I was hoping he cross-posted it to the Duke Chronicle (Bruni is there now), but no dice. So people will probably run into the NYT paywall.

Logic and reason? Hardly

Bruni and other pundits really don't get what put Mark Robinson in office in the first place.

Sure, Robinson's a dynamic speaker for churches and other crowds that agree with him. He's talking to voters that are really driven and are likely to vote in both the primary and general election. It's his base.

What really defined Robinson for other conservative voters - the ones who might or might not show up on the day of the general - were the tv, radio, web, and direct mail ads. And that's where Robinson's story is more telling.

Robinson's ads were confined to short bits where he touted his gun-carrying credentials and defined himself as a social conservative.

Most of the ads run by the campaign, or on behalf of it by state or out-of-state groups, put a laser focus on his opponent, Yvonne Holley.

The ads darkened her skin color and they chose images of her that made her appear as harsh as possible. The most common them was using her image superimposed on or in juxtaposition with video or stills - again manipulated to darken skin color - of ominous riots or protestors, portraying her has some kind of radical that would bring hoards of Black and brown people to riot in the viewer's neighborhood or town.

I've observed political campaign advertising in NC since the early 90s and have some background in media history. I was really taken aback by what I saw in this campaign - the messaging was relentless and focused solely on that track, unlike previous campaigns where these tactics might be part of a larger mix of messaging.

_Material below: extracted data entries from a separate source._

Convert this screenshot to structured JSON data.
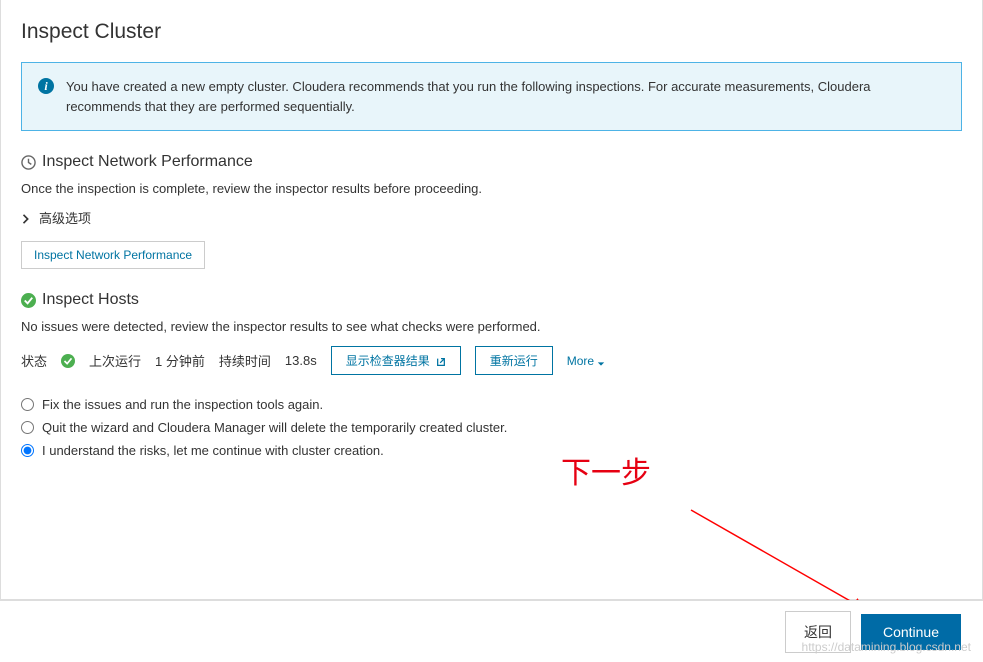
{
  "page": {
    "title": "Inspect Cluster",
    "banner_text": "You have created a new empty cluster. Cloudera recommends that you run the following inspections. For accurate measurements, Cloudera recommends that they are performed sequentially."
  },
  "network_section": {
    "heading": "Inspect Network Performance",
    "description": "Once the inspection is complete, review the inspector results before proceeding.",
    "advanced_label": "高级选项",
    "inspect_button": "Inspect Network Performance"
  },
  "hosts_section": {
    "heading": "Inspect Hosts",
    "description": "No issues were detected, review the inspector results to see what checks were performed.",
    "status_label": "状态",
    "last_run_label": "上次运行",
    "last_run_value": "1 分钟前",
    "duration_label": "持续时间",
    "duration_value": "13.8s",
    "show_results_button": "显示检查器结果",
    "rerun_button": "重新运行",
    "more_label": "More"
  },
  "options": [
    {
      "label": "Fix the issues and run the inspection tools again.",
      "selected": false
    },
    {
      "label": "Quit the wizard and Cloudera Manager will delete the temporarily created cluster.",
      "selected": false
    },
    {
      "label": "I understand the risks, let me continue with cluster creation.",
      "selected": true
    }
  ],
  "annotation": "下一步",
  "footer": {
    "back_label": "返回",
    "continue_label": "Continue"
  },
  "watermark": "https://datamining.blog.csdn.net"
}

It was so successful for Robinson that the GOP campaigns for the legislature and many of the same PACs that used the tactic with Robinson, pulled out the same thing against white and Latino candidates for the legislature in the last election.

There's no logic at play here - these mildly interested general election voters and so-called independents are motivated by raw scare tactics and racism.

Please stop pretending that Robinson, or any other candidate, defines themselves in speaking engagements at county fairs or local Republican clubs. The image they (and their handlers) want to project is shown entirely by advertising to the larger public.

And, most importantly, this kind of messaging is driven by a small group of big, hard-right donors - you see the same ads, often made from the same scripts and templates, running in different markets in different states.

I'm sure the same scare tactics would be used in a Stein-Robinson match-up in 2024. They've worked the past two election cycles and there's no reason to think they wouldn't work again.

Republicans ...

... use a psychological strategy of intimidation, anger, and fear.

Democrats, especially here in NC, seem to think that logic and common sense will win the day.

It doesn't when you're up against what are essentially fascist psy-ops tactics.

Remember that Nazis came to power by making just enough of a majority of the German public worked up with irrational fears about racial and religious minorities, communists, intellectuals, "immoral" homosexuals and artists, and the doom of national and personal impotency. These are all the same themes Republicans and the PACs working on their behalf relentlessly drive home in campaigns and right-wing media today. And this rhetoric is sprinkled with just the same vague calls for violence and "on the ground" action against perceived enemies.